Big Barn

Faulkner Architects

Copyright: Joe Fletcher Photography

The clients, drawn to the pastoral charm of Glen Ellen, purchased the 5.5 acre homestead which included a 1950s tack barn and house. They originally hired Faulkner Architects to renovate the tack barn but after experiencing the retreat the property offered, decided to move forward with the Big Barn allowing the entire family and their friends to enjoy. The request from the client was to build a 375 square meter house in a consistent way within the surrounding rolling hills dappled with agricultural buildings. A simple, rectangular, two-story form emerged with an asymmetrical gabled roof.
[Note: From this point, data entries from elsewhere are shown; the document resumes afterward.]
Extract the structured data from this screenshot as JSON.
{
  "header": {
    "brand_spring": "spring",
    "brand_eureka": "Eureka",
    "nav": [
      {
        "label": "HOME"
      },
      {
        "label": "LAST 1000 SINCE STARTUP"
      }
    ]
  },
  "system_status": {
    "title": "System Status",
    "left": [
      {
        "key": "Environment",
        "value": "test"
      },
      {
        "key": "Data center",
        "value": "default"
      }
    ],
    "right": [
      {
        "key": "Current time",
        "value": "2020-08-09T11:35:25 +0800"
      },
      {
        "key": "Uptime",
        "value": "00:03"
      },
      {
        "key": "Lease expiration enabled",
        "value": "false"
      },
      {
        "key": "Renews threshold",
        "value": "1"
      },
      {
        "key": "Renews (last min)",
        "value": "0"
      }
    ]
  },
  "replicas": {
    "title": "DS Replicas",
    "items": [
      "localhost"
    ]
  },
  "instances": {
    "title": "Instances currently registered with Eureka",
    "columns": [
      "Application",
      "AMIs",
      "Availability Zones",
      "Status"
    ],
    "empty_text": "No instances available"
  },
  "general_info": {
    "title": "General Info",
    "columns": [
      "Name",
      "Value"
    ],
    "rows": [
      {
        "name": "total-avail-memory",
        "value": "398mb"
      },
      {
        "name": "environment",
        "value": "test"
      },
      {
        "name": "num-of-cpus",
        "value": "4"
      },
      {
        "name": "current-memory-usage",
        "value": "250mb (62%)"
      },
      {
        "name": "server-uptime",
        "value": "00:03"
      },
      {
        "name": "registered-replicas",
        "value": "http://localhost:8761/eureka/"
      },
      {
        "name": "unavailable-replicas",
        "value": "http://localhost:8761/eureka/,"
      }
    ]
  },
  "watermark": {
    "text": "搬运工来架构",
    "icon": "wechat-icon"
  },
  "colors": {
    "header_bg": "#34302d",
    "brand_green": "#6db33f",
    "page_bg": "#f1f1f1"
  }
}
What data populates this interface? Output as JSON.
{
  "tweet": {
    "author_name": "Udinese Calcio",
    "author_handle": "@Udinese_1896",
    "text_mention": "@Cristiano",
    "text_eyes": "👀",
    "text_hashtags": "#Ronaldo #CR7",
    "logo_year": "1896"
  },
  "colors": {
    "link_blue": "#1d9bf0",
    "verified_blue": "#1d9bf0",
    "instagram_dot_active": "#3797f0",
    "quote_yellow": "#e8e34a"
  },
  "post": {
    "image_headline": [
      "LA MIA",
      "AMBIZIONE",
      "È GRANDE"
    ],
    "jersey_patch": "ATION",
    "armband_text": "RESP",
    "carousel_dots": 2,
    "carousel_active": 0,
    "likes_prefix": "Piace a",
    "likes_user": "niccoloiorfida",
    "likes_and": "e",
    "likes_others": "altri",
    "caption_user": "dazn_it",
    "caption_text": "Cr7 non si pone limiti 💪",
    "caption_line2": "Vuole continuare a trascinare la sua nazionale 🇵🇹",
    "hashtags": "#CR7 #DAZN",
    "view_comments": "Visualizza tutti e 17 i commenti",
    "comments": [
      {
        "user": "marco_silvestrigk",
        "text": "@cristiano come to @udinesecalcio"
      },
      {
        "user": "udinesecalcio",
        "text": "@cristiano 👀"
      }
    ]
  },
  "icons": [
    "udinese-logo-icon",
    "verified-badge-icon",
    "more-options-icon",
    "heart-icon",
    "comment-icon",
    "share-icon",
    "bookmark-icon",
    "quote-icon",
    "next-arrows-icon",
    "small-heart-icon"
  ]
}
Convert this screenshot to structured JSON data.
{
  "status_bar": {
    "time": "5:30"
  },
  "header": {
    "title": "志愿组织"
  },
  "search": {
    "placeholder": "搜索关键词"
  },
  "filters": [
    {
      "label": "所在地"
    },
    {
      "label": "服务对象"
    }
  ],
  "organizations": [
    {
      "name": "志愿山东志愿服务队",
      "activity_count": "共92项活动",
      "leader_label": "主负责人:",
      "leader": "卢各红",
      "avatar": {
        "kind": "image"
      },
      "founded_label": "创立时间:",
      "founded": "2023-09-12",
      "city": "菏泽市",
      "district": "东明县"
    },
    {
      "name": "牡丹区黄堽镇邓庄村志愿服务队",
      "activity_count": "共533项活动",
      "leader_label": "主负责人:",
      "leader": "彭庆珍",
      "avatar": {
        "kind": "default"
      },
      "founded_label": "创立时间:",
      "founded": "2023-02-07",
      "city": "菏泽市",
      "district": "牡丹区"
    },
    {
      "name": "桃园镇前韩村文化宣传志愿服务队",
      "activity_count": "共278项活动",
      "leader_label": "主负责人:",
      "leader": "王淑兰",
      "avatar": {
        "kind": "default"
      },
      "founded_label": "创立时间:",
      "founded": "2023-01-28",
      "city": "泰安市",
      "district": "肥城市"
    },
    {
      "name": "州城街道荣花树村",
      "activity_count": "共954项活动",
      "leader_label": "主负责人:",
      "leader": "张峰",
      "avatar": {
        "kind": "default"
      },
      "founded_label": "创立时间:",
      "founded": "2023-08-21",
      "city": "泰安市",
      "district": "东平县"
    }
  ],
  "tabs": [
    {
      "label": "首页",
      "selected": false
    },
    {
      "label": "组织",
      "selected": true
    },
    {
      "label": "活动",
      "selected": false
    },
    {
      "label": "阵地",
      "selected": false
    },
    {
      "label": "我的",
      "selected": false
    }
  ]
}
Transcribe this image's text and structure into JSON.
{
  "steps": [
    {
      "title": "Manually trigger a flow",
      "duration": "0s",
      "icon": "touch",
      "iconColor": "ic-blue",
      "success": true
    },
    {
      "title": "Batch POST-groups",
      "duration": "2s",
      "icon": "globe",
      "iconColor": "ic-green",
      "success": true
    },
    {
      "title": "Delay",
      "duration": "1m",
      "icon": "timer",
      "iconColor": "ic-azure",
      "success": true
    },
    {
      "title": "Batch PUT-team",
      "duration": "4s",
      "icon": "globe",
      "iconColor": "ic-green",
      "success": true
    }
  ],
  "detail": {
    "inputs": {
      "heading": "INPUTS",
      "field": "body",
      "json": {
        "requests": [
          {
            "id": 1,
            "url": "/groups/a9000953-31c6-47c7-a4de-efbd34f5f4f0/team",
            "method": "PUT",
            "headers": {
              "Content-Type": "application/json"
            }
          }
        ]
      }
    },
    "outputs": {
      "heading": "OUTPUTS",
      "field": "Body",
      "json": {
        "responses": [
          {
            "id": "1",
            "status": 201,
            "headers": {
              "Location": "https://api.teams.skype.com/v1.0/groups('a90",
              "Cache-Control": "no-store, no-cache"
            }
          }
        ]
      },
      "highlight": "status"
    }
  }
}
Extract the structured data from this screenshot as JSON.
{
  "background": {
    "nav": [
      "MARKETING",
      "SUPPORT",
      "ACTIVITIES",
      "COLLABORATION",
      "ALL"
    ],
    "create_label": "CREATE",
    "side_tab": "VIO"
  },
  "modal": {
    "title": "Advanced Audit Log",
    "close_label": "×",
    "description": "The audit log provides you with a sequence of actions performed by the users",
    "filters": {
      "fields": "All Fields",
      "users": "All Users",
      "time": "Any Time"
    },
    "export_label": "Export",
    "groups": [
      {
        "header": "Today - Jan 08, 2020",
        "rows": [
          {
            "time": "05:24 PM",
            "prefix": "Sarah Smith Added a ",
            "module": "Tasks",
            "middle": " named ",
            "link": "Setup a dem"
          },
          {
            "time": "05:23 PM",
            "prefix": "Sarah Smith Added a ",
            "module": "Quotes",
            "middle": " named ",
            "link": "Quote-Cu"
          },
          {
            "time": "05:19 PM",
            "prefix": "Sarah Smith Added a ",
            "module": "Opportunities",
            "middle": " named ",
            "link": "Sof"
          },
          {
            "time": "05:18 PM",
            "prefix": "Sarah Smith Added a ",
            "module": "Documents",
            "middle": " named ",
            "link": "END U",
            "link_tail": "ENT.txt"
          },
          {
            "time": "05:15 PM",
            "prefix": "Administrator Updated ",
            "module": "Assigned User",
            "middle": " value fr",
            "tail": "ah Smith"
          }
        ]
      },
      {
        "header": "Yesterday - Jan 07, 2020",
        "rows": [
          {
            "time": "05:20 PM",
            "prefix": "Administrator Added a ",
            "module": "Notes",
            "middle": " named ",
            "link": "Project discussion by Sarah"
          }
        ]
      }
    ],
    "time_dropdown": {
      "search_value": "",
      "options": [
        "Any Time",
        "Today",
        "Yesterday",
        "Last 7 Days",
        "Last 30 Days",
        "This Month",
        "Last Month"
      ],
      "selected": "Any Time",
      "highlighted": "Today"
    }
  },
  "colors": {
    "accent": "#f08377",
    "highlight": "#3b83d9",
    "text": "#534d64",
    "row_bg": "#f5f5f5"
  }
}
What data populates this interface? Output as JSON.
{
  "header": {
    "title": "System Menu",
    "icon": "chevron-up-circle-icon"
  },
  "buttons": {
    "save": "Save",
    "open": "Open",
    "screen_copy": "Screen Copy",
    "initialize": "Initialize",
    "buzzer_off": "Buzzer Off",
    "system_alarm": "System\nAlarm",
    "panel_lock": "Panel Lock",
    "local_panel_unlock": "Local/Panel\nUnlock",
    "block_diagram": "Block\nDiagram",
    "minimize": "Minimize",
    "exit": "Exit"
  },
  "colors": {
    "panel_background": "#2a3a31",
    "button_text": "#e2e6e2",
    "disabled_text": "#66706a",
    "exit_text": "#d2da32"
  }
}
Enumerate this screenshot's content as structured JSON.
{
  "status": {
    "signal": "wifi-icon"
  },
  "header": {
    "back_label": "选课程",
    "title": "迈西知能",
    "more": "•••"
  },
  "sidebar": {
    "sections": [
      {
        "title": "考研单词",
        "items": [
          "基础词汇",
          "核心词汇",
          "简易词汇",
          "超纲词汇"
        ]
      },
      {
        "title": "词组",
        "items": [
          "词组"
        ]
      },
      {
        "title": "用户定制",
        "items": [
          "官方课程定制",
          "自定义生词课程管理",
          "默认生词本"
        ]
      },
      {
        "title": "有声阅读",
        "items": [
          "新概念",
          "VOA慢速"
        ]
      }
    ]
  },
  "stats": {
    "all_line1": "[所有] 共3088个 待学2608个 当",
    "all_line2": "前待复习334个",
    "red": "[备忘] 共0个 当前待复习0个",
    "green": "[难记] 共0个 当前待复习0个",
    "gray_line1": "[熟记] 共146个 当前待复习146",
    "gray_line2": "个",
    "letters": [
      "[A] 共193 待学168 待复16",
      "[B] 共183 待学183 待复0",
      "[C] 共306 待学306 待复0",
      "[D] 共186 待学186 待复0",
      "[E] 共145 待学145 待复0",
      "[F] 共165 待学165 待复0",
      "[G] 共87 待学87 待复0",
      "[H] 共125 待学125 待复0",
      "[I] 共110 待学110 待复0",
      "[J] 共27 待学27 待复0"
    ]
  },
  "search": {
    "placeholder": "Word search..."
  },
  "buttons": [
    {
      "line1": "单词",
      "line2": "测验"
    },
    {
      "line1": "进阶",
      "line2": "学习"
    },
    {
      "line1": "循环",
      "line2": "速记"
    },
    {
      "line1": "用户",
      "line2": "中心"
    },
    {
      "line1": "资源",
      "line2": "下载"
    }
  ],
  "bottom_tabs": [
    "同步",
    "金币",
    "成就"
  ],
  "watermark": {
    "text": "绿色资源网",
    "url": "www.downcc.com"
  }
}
The shorter side of the roof faces the southwest sun and reduces heat gain to the structure. Fenestration is limited to this exposure as well and is organized like thin full height ventilation shutters that reference traditional barn building. The entry, a larger version of the vertical slit elements, is recessed for shading. The fireplace and chimney, foreign to the barn typology, are displaced from the structure with glazed joints. The east side is more open to the view and morning sun. A continuous, building-sized assembly of steel sash glazing includes large sliding doors that pocket into the adjacent wall and open the kitchen to the rear terrace. In order to leave the hillside intact and avoid grading, the form is excavated into the site uphill and cantilevered over it downhill. A steel grated bridge connects the upper sleeping level with the hillside and tack barn above. The house was completed in 2019.